On the other hand, he says, financial advisors "are willing to be a bit more open-minded, as long as returns are good." About 40% of mutual fund assets come from omnibus accounts through discount brokers, mainly Fidelity and Charles Schwab & Co. Financial advisors account for about half of those omnibus-account assets.
Keeping It Simple
With his cash position near a peak and his enthusiasm about the stock market well in check, Weitz is deploying much of the new money that comes in toward adding to positions in his current stable of stocks, rather than adding new companies to the roster. His holdings represent an eclectic mix of companies in bread-and-butter, easy-to-understand businesses such as banking, cable television and real estate.
Yet beneath this seemingly unassuming fund exterior are some dashes of daring that show that Weitz isn't afraid to take a stand when he thinks he's right. Although he plays in some fairly risky sectors of the market, he does it on his terms.
Take telecommunications stocks, for example. Fed by a combination of new technology, regulatory changes and easy access to capital, the sector zoomed in the late 1990s, only to crash in early 2000 as investors became spooked by network overbuilding and excess debt. Fund holdings Alltel, Telephone & Data Systems and Citizens Communications, all rural telephone companies, were not spared in the bloodbath. In the case of Alltel, the fund's average cost for the shares is slightly higher than their current value.
Yet Weitz sees these companies as one of the few bright spots on his investment radar screen and recently has been adding to those positions. "These aren't in the same category as telecommunications companies that have gotten mired by costly build-outs," he says. "These rural companies face less competition. And the economics of offering second phone lines, Internet access and high-speed DSL lines can be very favorable. Each sells at a significant discount to its intrinsic business value. And they all generate lots of discretionary cash flow and have managements I trust to use the cash flow wisely."
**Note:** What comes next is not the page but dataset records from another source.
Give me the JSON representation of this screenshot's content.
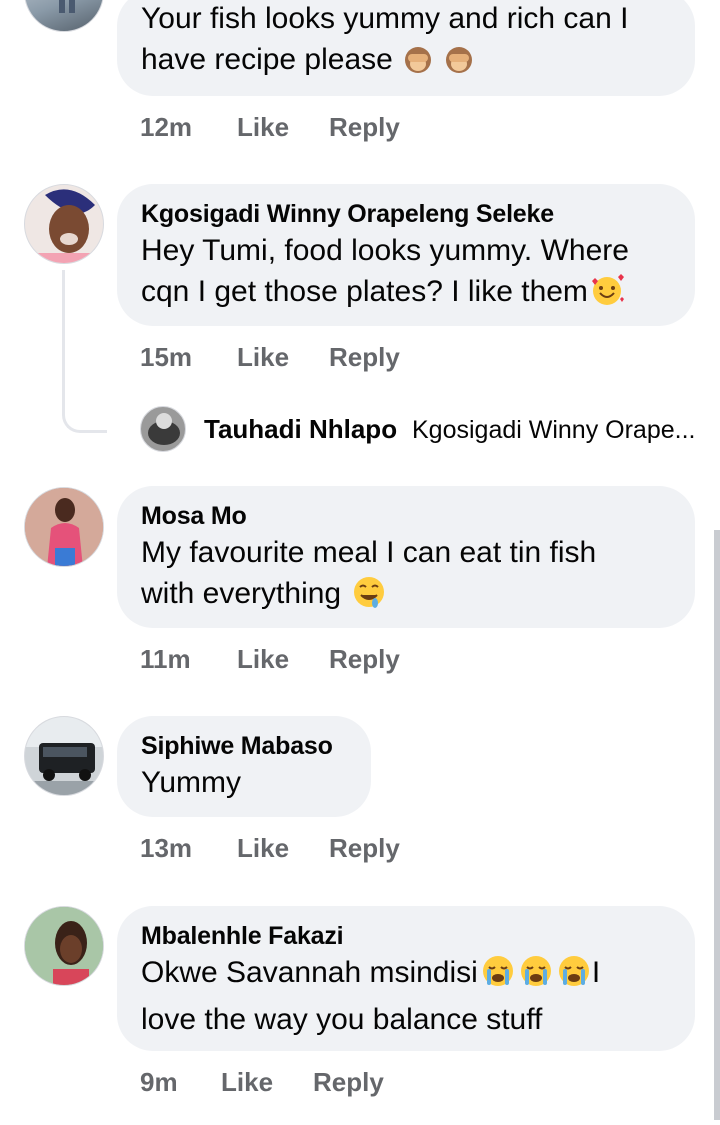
{
  "comments": [
    {
      "text": "Your fish looks yummy and rich can I have recipe please",
      "emojis": [
        "see-no-evil-monkey",
        "see-no-evil-monkey"
      ],
      "time": "12m",
      "like": "Like",
      "reply": "Reply"
    },
    {
      "name": "Kgosigadi Winny Orapeleng Seleke",
      "text_line1": "Hey Tumi, food looks yummy. Where",
      "text_line2": "cqn I get those plates? I like them",
      "emojis": [
        "smiling-face-with-hearts"
      ],
      "time": "15m",
      "like": "Like",
      "reply": "Reply"
    },
    {
      "name": "Mosa Mo",
      "text_line1": "My favourite meal I can eat tin fish",
      "text_line2": "with everything",
      "emojis": [
        "drooling-face"
      ],
      "time": "11m",
      "like": "Like",
      "reply": "Reply"
    },
    {
      "name": "Siphiwe Mabaso",
      "text": "Yummy",
      "time": "13m",
      "like": "Like",
      "reply": "Reply"
    },
    {
      "name": "Mbalenhle Fakazi",
      "text_line1a": "Okwe Savannah msindisi",
      "text_line1b": "I",
      "text_line2": "love the way you balance stuff",
      "emojis": [
        "loudly-crying-face",
        "loudly-crying-face",
        "loudly-crying-face"
      ],
      "time": "9m",
      "like": "Like",
      "reply": "Reply"
    }
  ],
  "reply_preview": {
    "name": "Tauhadi Nhlapo",
    "text": "Kgosigadi Winny Orape..."
  },
  "colors": {
    "bubble": "#f0f2f5",
    "meta": "#65676b",
    "text": "#050505"
  }
}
The small-town theme extends to the banking sector, which represents about 14% of fund assets. Instead of focusing on large multinationals, Weitz's funds zero in on local and regional banks and thrifts, such as North Fork Bancorporation, Washington Mutual, Golden State Bancorp and Astoria Financial Corp. "These are primarily single-family home mortgage lenders that are not exposed to as much credit risk as most commercial banks. They are growing slowly, but steadily, and sell at very reasonable valuation levels."